DNA methylation can be analyzed on a large scale in methylome-wide association studies (MWAS), which measure the statistical association between methylation levels and a phenotype, similar to the process of genome-wide association studies (GWAS) [1, 2]. Methylation scores (MS) are constructed from MWAS results, analogous to polygenic risk scores (PRS) in GWAS. This creates a single score as a way of interpreting the association study.

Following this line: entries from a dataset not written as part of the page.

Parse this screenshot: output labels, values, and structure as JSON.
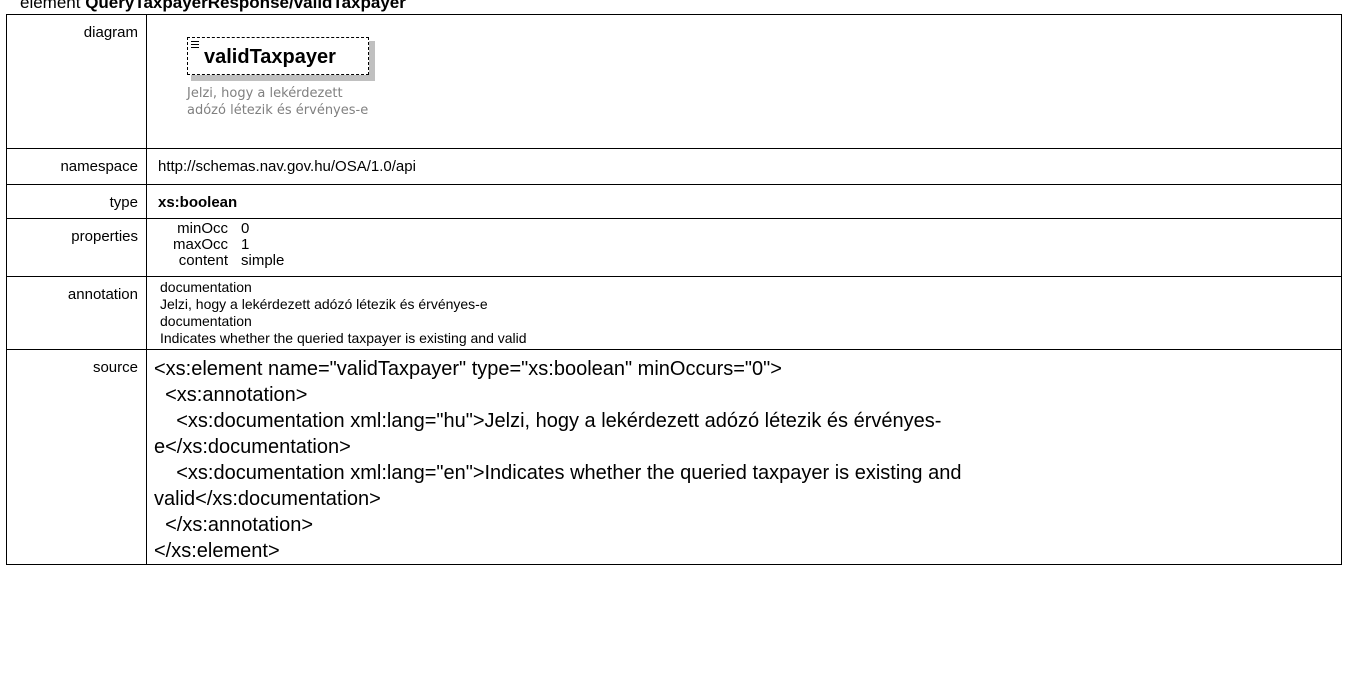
{
  "heading": {
    "prefix": "element ",
    "name": "QueryTaxpayerResponse/validTaxpayer"
  },
  "rows": {
    "diagram": {
      "label": "diagram",
      "element_name": "validTaxpayer",
      "note_line1": "Jelzi, hogy a lekérdezett",
      "note_line2": "adózó létezik és érvényes-e"
    },
    "namespace": {
      "label": "namespace",
      "value": "http://schemas.nav.gov.hu/OSA/1.0/api"
    },
    "type": {
      "label": "type",
      "value": "xs:boolean"
    },
    "properties": {
      "label": "properties",
      "items": [
        {
          "key": "minOcc",
          "value": "0"
        },
        {
          "key": "maxOcc",
          "value": "1"
        },
        {
          "key": "content",
          "value": "simple"
        }
      ]
    },
    "annotation": {
      "label": "annotation",
      "lines": [
        "documentation",
        "Jelzi, hogy a lekérdezett adózó létezik és érvényes-e",
        "documentation",
        "Indicates whether the queried taxpayer is existing and valid"
      ]
    },
    "source": {
      "label": "source",
      "lines": [
        "<xs:element name=\"validTaxpayer\" type=\"xs:boolean\" minOccurs=\"0\">",
        "  <xs:annotation>",
        "    <xs:documentation xml:lang=\"hu\">Jelzi, hogy a lekérdezett adózó létezik és érvényes-",
        "e</xs:documentation>",
        "    <xs:documentation xml:lang=\"en\">Indicates whether the queried taxpayer is existing and",
        "valid</xs:documentation>",
        "  </xs:annotation>",
        "</xs:element>"
      ]
    }
  }
}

MS have shown promise in the study of complex mental disorders such as schizophrenia [3]. We recently showed that 3.5% of schizophrenia phenotypic variability could be explained by methylation using a pruning and thresholding (P + T) method for computing MS [4]. However, there are several advanced methods, developed for PRS, outperforming P + T, that have yet to be tested for MS [5,6,7]. Many of these methods use summary statistics, which enable pooling of data from multiple studies, and employ techniques such as Bayesian regression, regularized linear regression, and Markov chain Monte Carlo algorithms. One of the most popular and best-performing implementations of such a method is the R package LDpred2, which utilizes a Gibbs sampler using external reference linkage disequilibrium (LD) correlation maps as prior [8, 9].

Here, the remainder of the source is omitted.